Pequim também procurou ocultar os testes, que ocorreram em 2020, “ofuscando as explosões”, disse Thomas DiNanno, subsecretário de Estado para controle de armas e segurança internacional.
“Hoje, posso revelar que o governo dos EUA está ciente de que a China conduziu testes de explosivos nucleares, incluindo a preparação para testes com rendimentos designados na casa das centenas de toneladas”, disse DiNanno na Conferência de Desarmamento em Genebra, na sexta-feira, enquanto discutia os objectivos de uma extensão de um tratado que limita o desenvolvimento de armas nucleares.
“O ELP procurou ocultar os testes ofuscando as novas explosões porque reconheceu que estes testes violam os compromissos de proibição de testes”, disse ele, referindo-se ao Exército de Libertação do Povo Chinês.
Tal como os Estados Unidos, a China é signatária do Tratado de Proibição Total de Testes Nucleares (CTBT) de 1996. Embora nenhum dos países o tenha ratificado formalmente, Pequim comprometeu-se a respeitar os seus limites.
Ele alertou que a China trabalhou rapidamente na última década para construir o seu arsenal de armas nucleares, com o número de ogivas de Pequim a rondar agora as 600, aumentando cerca de 100 por ano.
“A China continua no caminho certo para ter mais de 1.000 ogivas nucleares até 2030”, disse DiNanno, acrescentando que a Rússia apoia o seu desenvolvimento.

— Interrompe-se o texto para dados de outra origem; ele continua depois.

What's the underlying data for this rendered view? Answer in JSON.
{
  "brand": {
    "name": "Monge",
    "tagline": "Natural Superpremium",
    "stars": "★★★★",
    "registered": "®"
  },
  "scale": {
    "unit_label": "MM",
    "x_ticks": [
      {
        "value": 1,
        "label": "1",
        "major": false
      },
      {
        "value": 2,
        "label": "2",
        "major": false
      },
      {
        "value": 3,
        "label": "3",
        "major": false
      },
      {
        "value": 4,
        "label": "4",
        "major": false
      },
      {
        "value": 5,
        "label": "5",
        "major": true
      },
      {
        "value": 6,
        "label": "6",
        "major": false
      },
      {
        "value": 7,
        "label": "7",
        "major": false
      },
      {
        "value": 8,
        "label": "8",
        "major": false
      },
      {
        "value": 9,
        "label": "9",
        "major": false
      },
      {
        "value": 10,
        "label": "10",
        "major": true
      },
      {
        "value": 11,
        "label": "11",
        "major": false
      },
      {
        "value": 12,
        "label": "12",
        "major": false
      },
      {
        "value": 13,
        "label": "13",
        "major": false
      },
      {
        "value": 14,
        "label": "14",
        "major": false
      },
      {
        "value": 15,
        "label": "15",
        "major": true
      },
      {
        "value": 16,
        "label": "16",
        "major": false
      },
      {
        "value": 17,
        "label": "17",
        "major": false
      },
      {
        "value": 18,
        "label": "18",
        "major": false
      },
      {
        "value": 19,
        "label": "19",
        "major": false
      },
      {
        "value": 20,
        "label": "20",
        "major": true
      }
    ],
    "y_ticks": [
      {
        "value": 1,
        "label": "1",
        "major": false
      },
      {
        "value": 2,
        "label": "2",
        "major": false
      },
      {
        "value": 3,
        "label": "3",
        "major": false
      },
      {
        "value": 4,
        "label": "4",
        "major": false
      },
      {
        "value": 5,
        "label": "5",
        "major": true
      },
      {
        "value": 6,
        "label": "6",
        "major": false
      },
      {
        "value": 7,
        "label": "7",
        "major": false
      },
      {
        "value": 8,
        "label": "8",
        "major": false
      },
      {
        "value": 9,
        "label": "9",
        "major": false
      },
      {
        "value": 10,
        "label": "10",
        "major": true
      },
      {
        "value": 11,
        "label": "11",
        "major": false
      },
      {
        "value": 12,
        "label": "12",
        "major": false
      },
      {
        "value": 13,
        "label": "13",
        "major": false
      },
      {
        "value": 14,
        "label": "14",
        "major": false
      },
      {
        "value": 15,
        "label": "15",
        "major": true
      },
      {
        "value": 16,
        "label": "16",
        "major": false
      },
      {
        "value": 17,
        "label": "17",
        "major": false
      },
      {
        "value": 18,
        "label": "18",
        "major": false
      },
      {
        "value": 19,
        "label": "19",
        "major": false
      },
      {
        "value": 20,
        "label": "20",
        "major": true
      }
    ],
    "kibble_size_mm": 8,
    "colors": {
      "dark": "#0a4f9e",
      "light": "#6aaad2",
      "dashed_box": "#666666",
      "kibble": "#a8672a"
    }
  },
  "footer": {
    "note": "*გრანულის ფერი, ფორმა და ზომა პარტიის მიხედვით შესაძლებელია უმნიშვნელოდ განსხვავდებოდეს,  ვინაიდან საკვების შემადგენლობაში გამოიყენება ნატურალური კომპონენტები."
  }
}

DiNanno disse anteriormente que o presidente Donald Trump estava buscando uma nova arquitetura de controle de armas que também atendesse às capacidades crescentes da China, após a expiração, na quinta-feira, do acordo Novo START entre os Estados Unidos e a Rússia.
O porta-voz do Ministério das Relações Exteriores da China, Lin Jian, descreveu o fim do Novo START como “verdadeiramente lamentável”, mas repetiu a oposição aberta de Pequim à adesão às negociações sobre controle de armas.
“A força nuclear da China não está de forma alguma no mesmo nível da dos EUA ou da Rússia. Assim, a China não participará nas negociações de desarmamento nuclear por enquanto”, disse Lin.